We can make sentences and have a conversation! We can say, “the beaches in Hong Kong are not beautiful,” and “I have a book, but I don’t have a computer or a cell phone,” and “I want to go to the bar to drink red wine.” We even did existential vocabulary: “Why?” “because,” “but”.
This has been the third Mandarin class in my life. Which is why I love learning new languages: your learning curve is incredible. A week ago, I could not say, “how are you?” and now I can ask if someone would like to go to the beach with me and drink white wine and water. Progress!
I wonder if I will ever use it without fear of saying something terrible. 9 and alcohol sound exactly the same, 4 and death are one tone apart, 8 and fortune are one letter different.

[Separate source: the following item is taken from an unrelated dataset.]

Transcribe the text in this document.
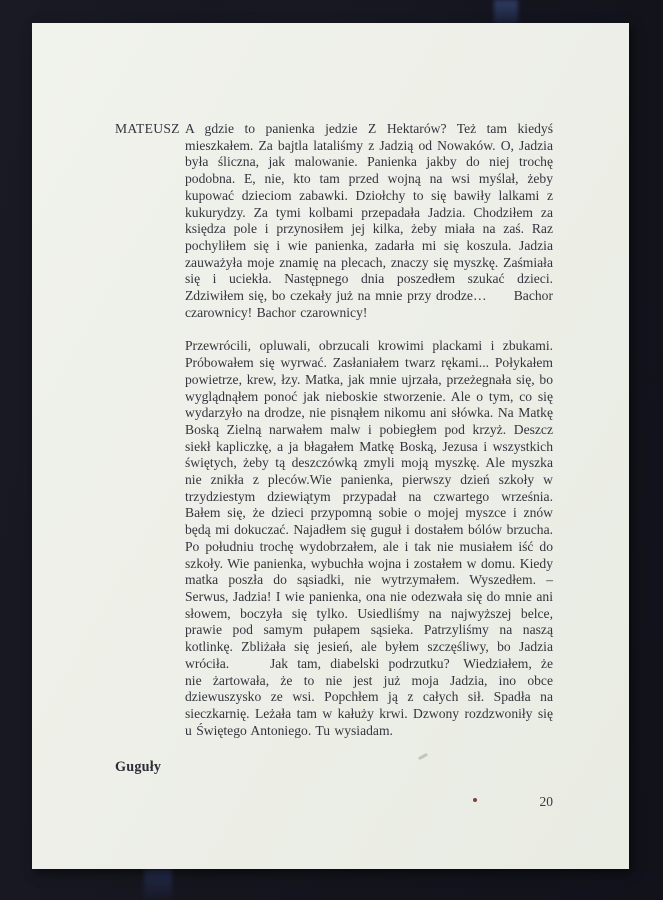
MATEUSZ A gdzie to panienka jedzie Z Hektarów? Też tam kiedyś mieszkałem. Za bajtla lataliśmy z Jadzią od Nowaków. O, Jadzia była śliczna, jak malowanie. Panienka jakby do niej trochę podobna. E, nie, kto tam przed wojną na wsi myślał, żeby kupować dzieciom zabawki. Dziołchy to się bawiły lalkami z kukurydzy. Za tymi kolbami przepadała Jadzia. Chodziłem za księdza pole i przynosiłem jej kilka, żeby miała na zaś. Raz pochyliłem się i wie panienka, zadarła mi się koszula. Jadzia zauważyła moje znamię na plecach, znaczy się myszkę. Zaśmiała się i uciekła. Następnego dnia poszedłem szukać dzieci. Zdziwiłem się, bo czekały już na mnie przy drodze…  Bachor czarownicy! Bachor czarownicy!

Przewrócili, opluwali, obrzucali krowimi plackami i zbukami. Próbowałem się wyrwać. Zasłaniałem twarz rękami... Połykałem powietrze, krew, łzy. Matka, jak mnie ujrzała, przeżegnała się, bo wyglądnąłem ponoć jak nieboskie stworzenie. Ale o tym, co się wydarzyło na drodze, nie pisnąłem nikomu ani słówka. Na Matkę Boską Zielną narwałem malw i pobiegłem pod krzyż. Deszcz siekł kapliczkę, a ja błagałem Matkę Boską, Jezusa i wszystkich świętych, żeby tą deszczówką zmyli moją myszkę. Ale myszka nie znikła z pleców.Wie panienka, pierwszy dzień szkoły w trzydziestym dziewiątym przypadał na czwartego września. Bałem się, że dzieci przypomną sobie o mojej myszce i znów będą mi dokuczać. Najadłem się guguł i dostałem bólów brzucha. Po południu trochę wydobrzałem, ale i tak nie musiałem iść do szkoły. Wie panienka, wybuchła wojna i zostałem w domu. Kiedy matka poszła do sąsiadki, nie wytrzymałem. Wyszedłem. – Serwus, Jadzia! I wie panienka, ona nie odezwała się do mnie ani słowem, boczyła się tylko. Usiedliśmy na najwyższej belce, prawie pod samym pułapem sąsieka. Patrzyliśmy na naszą kotlinkę. Zbliżała się jesień, ale byłem szczęśliwy, bo Jadzia wróciła.   Jak tam, diabelski podrzutku? Wiedziałem, że nie żartowała, że to nie jest już moja Jadzia, ino obce dziewuszysko ze wsi. Popchłem ją z całych sił. Spadła na sieczkarnię. Leżała tam w kałuży krwi. Dzwony rozdzwoniły się u Świętego Antoniego. Tu wysiadam.

Guguły
20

These are only some of the homonyms I know. It’s been 5 hours.
In class I am fully willing to embarrass myself, it is low risk. In the real world, I don’t want to say anything until I am pretty sure I can be understood. Maybe I’ll hang around people speaking Mandarin more so I can see if they really sound like what we do in class. Probably not. Either way, I’ll soon start saying things in Mandarin to random strangers to see if they understand!
Or maybe I’ll embarrass myself in front of my students who know Mandarin already; they’ll laugh and think I’m adorable. At least they’ll know I’m not telling them, “I want death peaches.”